In the Rules section we made some assumptions about when and where process_lines is called. The Parser class explicitly defines these mechanism.

In the Parser class we have a method feed

    def feed(self, data, delim='\n'):
        split = data.split(delim)
        split_iter = iter(split)
        self.rule.set_iter(split_iter)

        for line in split_iter:
            if self.rule.start_tag_matches(line):
                self.rule.process_lines(line)
                return self.rule.reset()

We do the following in this method

  1. Setup the internal iterator for the rule by splitting the data
  2. Iterate through the same iterator and only when we find the line that matches start_tag do we execute process_lines
  3. Once the rule is finished executing we immediately return with the data as returned in reset

Here we have explicitly defined when and where to call process_lines. It is up to the user to manage when and where to execute this method, but the Parser class should suffice for almost all use cases.

Installation

Manual Installation

MolExtract has no external dependencies. You can simply clone this repository and add that location to your $PYTHONPATH

For example if you want to put this in $HOME/python-packages do the following.
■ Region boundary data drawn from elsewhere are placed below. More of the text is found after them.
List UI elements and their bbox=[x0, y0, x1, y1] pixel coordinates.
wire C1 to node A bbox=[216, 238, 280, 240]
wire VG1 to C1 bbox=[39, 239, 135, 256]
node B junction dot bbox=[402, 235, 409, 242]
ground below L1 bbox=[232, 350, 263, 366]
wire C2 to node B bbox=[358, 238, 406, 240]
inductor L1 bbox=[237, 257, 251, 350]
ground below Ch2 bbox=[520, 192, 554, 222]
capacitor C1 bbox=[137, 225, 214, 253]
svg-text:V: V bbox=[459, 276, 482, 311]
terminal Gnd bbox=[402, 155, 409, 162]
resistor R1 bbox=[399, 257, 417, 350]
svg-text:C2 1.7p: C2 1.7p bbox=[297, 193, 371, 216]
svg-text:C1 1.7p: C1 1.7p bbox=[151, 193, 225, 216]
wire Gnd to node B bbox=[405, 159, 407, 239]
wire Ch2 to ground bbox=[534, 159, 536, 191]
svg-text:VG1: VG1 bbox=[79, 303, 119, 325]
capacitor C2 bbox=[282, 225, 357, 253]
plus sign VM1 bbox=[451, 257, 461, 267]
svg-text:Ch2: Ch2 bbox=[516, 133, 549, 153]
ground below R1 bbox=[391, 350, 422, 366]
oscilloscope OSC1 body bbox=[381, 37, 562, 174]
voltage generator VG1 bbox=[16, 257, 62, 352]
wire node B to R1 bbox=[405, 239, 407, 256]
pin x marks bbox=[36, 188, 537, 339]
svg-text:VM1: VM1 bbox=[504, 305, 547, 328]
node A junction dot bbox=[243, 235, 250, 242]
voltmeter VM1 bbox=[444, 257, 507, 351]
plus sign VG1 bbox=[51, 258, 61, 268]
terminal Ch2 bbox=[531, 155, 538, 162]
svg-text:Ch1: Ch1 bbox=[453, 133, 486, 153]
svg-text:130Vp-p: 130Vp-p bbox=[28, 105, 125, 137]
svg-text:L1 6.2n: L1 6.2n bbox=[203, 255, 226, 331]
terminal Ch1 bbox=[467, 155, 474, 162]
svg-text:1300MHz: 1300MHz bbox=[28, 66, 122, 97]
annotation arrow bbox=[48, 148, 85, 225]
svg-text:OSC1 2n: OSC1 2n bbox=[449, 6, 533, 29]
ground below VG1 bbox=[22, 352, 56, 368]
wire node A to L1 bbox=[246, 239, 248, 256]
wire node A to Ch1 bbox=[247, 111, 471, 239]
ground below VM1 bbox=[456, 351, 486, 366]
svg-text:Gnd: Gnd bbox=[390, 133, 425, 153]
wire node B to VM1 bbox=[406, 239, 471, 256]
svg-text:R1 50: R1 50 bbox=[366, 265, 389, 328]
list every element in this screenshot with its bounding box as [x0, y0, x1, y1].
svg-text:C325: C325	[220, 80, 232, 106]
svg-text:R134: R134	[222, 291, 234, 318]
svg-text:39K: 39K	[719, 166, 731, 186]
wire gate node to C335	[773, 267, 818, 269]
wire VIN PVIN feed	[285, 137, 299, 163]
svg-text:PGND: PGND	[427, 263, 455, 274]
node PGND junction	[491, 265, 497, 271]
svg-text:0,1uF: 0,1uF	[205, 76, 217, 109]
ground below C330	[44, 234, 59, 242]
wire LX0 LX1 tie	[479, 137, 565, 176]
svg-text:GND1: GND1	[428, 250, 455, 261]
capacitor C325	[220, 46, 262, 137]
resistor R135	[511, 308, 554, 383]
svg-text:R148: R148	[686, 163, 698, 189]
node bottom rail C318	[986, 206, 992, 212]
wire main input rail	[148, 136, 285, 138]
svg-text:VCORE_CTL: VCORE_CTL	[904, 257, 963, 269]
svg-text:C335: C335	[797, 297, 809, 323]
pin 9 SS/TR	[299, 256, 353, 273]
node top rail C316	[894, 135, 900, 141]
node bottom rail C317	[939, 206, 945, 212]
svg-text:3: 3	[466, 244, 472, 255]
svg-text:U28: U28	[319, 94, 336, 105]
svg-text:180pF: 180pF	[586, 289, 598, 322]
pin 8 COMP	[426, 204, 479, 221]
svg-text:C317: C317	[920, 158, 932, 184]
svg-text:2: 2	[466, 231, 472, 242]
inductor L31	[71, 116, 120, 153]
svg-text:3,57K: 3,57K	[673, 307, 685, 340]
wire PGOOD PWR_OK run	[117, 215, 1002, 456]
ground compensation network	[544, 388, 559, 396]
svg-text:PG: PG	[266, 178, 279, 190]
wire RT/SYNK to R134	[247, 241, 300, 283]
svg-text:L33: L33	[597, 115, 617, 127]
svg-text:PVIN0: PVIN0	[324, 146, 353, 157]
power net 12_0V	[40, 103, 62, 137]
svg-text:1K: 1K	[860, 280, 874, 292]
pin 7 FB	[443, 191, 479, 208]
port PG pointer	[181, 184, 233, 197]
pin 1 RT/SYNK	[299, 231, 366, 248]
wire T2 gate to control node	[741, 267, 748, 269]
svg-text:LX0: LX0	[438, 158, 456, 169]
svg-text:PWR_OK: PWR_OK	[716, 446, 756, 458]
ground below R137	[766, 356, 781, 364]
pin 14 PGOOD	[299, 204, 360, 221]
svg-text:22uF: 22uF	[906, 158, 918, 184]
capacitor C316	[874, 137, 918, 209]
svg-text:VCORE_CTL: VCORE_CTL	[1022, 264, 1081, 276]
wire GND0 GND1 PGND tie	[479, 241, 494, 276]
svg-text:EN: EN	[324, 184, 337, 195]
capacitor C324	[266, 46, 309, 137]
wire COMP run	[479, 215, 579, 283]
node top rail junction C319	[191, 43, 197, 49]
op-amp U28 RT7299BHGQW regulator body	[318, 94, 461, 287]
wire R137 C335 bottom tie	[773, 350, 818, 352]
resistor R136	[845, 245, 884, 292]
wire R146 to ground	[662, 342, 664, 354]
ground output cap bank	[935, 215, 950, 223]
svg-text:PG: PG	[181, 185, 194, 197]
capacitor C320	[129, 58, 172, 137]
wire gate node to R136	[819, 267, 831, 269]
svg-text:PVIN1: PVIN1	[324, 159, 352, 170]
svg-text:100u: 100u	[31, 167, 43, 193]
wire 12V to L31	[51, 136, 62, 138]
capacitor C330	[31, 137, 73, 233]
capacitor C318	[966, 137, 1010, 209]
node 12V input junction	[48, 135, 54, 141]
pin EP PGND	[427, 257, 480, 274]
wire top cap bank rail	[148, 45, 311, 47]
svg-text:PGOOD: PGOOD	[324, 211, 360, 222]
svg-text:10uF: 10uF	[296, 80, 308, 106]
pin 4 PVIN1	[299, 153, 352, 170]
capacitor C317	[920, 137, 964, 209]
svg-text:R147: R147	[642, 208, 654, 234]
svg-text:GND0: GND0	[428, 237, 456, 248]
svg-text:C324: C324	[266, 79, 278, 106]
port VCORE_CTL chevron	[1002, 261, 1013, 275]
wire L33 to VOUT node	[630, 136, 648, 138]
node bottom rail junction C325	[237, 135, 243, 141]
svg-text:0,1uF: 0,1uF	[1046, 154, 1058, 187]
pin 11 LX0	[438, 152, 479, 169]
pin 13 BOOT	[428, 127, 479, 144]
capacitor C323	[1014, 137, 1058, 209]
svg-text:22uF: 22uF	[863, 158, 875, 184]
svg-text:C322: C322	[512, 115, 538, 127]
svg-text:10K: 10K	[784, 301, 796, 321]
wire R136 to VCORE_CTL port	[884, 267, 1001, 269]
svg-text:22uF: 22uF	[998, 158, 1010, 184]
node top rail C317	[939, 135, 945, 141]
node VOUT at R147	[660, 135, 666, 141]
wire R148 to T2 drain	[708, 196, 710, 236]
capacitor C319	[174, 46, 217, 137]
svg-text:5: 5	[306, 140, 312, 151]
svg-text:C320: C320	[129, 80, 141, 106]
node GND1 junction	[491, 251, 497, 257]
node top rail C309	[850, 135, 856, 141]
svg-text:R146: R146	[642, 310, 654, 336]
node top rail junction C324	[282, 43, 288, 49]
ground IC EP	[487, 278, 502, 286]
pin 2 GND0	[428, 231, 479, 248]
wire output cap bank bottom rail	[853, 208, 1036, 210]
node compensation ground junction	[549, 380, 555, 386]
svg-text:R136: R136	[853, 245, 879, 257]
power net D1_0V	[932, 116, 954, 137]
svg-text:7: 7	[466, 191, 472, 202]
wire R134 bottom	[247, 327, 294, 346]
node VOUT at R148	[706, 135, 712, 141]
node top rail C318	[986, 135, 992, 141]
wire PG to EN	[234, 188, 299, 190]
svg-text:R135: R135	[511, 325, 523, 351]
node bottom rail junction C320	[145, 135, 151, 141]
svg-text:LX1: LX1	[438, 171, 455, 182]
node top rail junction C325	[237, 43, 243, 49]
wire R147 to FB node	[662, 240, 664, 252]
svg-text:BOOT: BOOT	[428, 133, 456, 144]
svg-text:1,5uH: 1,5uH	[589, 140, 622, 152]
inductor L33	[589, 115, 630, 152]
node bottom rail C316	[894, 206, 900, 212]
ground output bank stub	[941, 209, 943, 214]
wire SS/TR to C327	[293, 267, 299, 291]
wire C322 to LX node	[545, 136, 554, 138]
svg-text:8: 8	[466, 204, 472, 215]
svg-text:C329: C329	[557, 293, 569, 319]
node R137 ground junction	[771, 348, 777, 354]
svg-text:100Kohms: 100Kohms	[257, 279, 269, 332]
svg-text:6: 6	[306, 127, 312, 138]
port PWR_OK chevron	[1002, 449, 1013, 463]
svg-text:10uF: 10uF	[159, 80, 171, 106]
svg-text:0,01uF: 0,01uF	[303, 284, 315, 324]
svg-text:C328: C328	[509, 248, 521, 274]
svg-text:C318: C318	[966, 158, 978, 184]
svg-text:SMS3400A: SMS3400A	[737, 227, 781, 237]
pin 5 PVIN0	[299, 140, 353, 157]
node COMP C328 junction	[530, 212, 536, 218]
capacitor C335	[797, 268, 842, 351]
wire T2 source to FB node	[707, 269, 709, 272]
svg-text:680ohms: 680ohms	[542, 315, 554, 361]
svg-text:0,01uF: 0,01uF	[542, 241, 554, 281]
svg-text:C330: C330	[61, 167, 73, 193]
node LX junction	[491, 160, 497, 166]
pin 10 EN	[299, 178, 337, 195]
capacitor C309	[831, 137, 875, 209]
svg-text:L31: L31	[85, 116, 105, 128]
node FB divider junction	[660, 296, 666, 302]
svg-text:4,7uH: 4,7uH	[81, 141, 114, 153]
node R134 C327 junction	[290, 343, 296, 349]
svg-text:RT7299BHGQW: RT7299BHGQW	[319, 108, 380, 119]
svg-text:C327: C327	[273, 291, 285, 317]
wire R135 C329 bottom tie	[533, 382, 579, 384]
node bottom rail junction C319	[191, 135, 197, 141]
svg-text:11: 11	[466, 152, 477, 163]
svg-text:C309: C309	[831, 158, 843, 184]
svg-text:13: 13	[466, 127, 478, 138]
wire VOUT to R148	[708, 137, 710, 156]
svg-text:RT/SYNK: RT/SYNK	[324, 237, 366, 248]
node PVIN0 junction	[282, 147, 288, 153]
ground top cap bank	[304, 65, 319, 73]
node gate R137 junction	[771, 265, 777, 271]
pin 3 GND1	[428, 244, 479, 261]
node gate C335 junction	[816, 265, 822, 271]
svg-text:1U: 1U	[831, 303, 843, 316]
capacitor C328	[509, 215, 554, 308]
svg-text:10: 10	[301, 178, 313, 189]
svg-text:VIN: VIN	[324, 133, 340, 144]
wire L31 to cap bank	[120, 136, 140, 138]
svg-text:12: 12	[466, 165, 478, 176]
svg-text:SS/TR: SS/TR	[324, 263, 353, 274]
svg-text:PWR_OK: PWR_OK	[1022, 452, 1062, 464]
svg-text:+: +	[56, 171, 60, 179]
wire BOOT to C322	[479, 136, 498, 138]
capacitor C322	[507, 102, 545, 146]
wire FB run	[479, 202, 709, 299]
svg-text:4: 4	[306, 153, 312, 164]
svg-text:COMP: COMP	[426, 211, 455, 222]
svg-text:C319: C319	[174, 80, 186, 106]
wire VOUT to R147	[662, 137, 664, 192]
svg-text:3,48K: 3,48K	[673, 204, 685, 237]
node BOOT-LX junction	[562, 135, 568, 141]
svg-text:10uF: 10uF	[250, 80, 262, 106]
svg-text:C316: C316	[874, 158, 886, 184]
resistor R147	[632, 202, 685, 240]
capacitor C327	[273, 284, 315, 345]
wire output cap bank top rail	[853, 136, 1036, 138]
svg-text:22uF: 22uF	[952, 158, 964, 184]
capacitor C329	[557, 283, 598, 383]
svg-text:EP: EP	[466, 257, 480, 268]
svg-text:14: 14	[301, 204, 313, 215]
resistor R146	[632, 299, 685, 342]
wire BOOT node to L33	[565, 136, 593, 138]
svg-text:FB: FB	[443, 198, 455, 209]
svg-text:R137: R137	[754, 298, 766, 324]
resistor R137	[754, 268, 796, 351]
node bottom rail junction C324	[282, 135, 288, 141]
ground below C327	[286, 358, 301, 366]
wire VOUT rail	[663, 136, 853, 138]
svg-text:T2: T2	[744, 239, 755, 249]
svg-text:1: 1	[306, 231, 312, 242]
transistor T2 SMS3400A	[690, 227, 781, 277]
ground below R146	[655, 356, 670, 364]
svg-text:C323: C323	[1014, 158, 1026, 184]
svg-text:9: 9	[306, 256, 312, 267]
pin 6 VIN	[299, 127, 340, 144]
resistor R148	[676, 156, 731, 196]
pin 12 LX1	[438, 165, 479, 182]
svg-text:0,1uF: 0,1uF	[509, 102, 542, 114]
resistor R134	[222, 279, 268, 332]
mkdir -p $HOME/python-packages
cd $HOME/python-packages
git clone https://github.com/sdonglab/molextract.git

Then in your $HOME/.bashrc or other runtime configuration file, add the following line

export PYTHONPATH=$PYTHONPATH:$HOME/python-packages/molextract

Local pip install

You may also install MolExtract locally via setuptools. Clone the repository and run within it

pip install .

Remote pip install

You can install the latest official release on PyPi with

pip install molextract

Examples

See the examples/ directory. You can run these scripts with the files found in the test/test_files directory.

Testing

To run the unit tests you will need pytest installed in your current python environment. Then simply run pytest within this repository.